Appendix A - A note about structured values
This appendix discusses 'structured values', as they are used in DC metadata applications at the time of writing.
Many existing applications of DC metadata have attempted to encode relatively complex 'value representations' (i.e. representations that are not just a simple string). These attempts have been loosely referred to as 'structured values'. It is possible to identify a number of different kinds of structured values that have been commonly used. Four are enumerated below. The first two of these are recommended by the DCMI, in the sense that there are existing encoding schemes that define values that conform to these definitions of structured values. The latter two are not currently recommended, but it is likely that they are in fairly common usage across metadata applications worldwide.
Labelled strings
These are strings that contain explicitly labeled components. Examples of this kind of structured value include:
- DCSV
- and the various DCMI syntax encoding schemes built on it - Period, Point and Box. An example of the use of DCSV in Period is:
<meta name="dcterms:temporal" scheme="dcterms:Period" content="start=Cambrian period; scheme=Geological timescale; name=Phanerozoic Eon;" />
- vCard
- for example:
<meta name="dc:creator" content="BEGIN:VCARD\nORG:University of Oxford\nEND:VCARD\n" />
Note that vCard is not currently a DCMI recommended encoding scheme.
Unlabeled strings
These are strings that contain implicit components within the string, i.e. the components are determined based solely on their position within the string. Examples of this kind of structured value include:
- W3CDTF
- the date-time format used within most DC metadata. For example:
<meta name="dc:date" scheme="dcterms:W3CDTF" content="2003-06-10" />
Marked-up text
These are strings containing 'presentational' or other markup, for example adding paragraph breaks, superscripts or chemical/mathematical markup to a dc:description. It is possible to characterize various kinds of markup as follows:
- Markup based on a version of HTML.
- Markup based on other XML-based languages such as CML and MathML.

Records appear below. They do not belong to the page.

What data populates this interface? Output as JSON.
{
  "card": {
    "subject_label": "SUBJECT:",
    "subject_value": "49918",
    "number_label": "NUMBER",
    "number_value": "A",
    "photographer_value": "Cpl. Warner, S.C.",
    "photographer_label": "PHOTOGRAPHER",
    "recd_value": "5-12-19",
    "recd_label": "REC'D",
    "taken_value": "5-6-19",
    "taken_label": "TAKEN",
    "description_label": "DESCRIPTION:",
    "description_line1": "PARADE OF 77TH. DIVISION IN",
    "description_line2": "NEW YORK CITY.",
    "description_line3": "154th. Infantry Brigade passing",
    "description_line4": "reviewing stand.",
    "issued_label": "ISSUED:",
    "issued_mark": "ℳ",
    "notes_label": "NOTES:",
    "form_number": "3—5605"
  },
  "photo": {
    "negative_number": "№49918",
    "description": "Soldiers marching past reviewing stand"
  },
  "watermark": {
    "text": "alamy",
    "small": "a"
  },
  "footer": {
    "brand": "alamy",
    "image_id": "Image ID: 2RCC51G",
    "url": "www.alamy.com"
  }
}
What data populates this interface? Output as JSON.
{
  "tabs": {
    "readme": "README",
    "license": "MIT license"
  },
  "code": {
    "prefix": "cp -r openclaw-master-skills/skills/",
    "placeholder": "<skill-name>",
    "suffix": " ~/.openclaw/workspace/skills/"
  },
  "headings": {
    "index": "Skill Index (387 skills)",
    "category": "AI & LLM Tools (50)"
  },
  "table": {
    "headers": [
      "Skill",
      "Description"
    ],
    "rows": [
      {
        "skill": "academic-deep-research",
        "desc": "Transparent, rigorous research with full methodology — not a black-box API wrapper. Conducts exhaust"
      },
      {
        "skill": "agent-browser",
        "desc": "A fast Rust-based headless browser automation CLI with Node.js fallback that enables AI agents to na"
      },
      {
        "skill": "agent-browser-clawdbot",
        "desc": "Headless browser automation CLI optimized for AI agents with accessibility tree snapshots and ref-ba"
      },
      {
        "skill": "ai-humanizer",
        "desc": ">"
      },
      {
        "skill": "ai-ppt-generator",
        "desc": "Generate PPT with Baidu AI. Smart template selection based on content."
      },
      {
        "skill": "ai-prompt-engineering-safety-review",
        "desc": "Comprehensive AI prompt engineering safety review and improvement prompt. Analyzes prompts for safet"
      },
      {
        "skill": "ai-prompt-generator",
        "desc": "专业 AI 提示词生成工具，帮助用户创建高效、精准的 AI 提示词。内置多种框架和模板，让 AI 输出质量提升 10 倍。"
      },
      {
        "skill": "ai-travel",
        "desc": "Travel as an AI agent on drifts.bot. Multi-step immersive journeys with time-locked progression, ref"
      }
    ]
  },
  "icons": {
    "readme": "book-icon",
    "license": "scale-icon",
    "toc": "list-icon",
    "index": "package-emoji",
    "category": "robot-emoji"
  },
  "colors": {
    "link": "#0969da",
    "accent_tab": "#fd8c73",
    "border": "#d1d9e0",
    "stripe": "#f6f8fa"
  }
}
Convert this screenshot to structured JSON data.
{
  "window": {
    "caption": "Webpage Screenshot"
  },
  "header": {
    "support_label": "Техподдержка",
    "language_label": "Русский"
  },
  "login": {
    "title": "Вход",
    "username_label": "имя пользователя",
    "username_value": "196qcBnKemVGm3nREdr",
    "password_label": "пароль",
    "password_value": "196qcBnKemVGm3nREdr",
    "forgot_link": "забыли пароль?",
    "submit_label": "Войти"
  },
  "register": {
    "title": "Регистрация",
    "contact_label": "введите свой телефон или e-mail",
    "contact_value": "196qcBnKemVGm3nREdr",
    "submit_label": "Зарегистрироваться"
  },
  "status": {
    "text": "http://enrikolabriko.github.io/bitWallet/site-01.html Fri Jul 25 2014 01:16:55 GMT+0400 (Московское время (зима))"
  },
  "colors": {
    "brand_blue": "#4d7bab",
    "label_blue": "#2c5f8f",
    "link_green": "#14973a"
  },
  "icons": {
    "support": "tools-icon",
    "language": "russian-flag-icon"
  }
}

- Non-XML markup languages such as TeX.
Related resource descriptions
These are metadata descriptions that describe a second resource (i.e. not the resource being described by the DC description). For example, a related description associated with the value of dc:creator could contain a complete description of the resource author (including birthday, eye-colour and favourite beverage if desired!).
In the past, 'related resource descriptions' have tended to be encoded using XML, vCard (see above) or by inventing multiple 'refinements' of DCMES properties (for example DC.Creator.Address). The RDF/XML encoding of DC (see below) provides us with a more thorough modeling of related metadata records through the use of multiple linked nodes in an RDF graph.
Summary
The categories outlined above are not watertight and there are certainly overlaps between them. For example, labeled strings can be viewed as a type of non-XML markup language. In addition, there will be cases where marked-up text (e.g. MathML) can be viewed as a related resource description.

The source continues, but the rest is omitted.